Warning - this is sappy.Oh dear. My very first Mother's Day as a mother, and I turn out to be a Jewish mother. You know:
MOSES' JEWISH MOTHER:
"That's a good story! Now tell me where you've really been for the last forty years."
OR
Is one Nobel Prize
so much to ask from a child
after all I've done?
But stereotypes aside, where should we look for models of Jewish motherhood?
Hannah wept for children - this Jewish Wanna-B-Ima is the basis for tefillah. Chava, "Life" herself, Introduced motherhood, with its attendant pain - both birth itself, and the pain of watching your children do things outside your control. Devorah, Rivka's beloved nurse, is a model for adoptive mothers.
Although the mothers in the Tanakh are all different, all with their own charms and foibles, their different relationships to HaShem, they have one thing in common - they are defined in the text by their relationships to others - fathers, sisters, husbands, children.
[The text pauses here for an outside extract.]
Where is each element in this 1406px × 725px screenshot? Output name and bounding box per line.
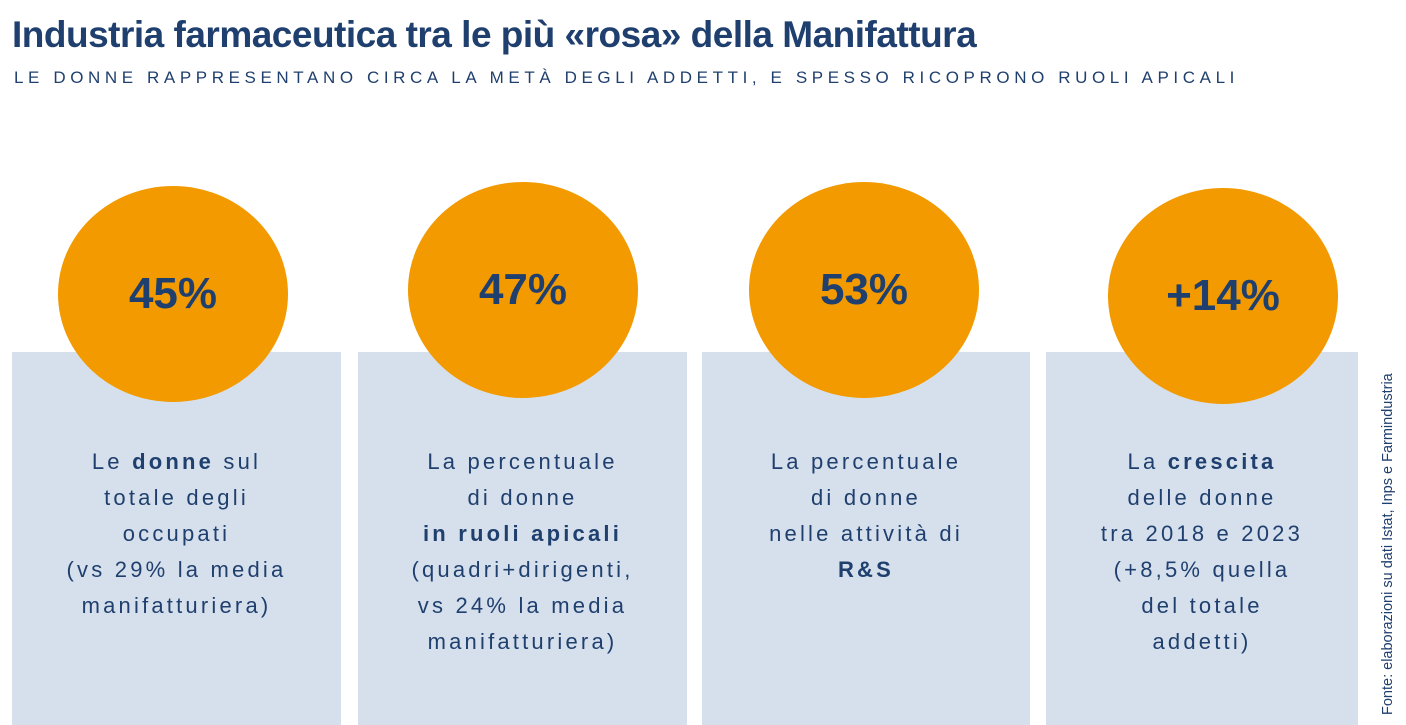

For a contemporary woman, this is problematic. We are individuals, we have opinions and knowledge and skills, and want to find models for ourselves and our own lives when we look to the tradition. But, although I love my job, my friends, my community, I find more and more that what centers me in the world these days is coming home to my (
irascible often righteously indignant, wonderful) husband, my beautiful, perfect, snuggly son. I imagine in the future, as he grows up, and I move through different stages of my life, this will change again. But for now, I am actually quite happy to think of myself as a Jewish mother, much like my ancestors.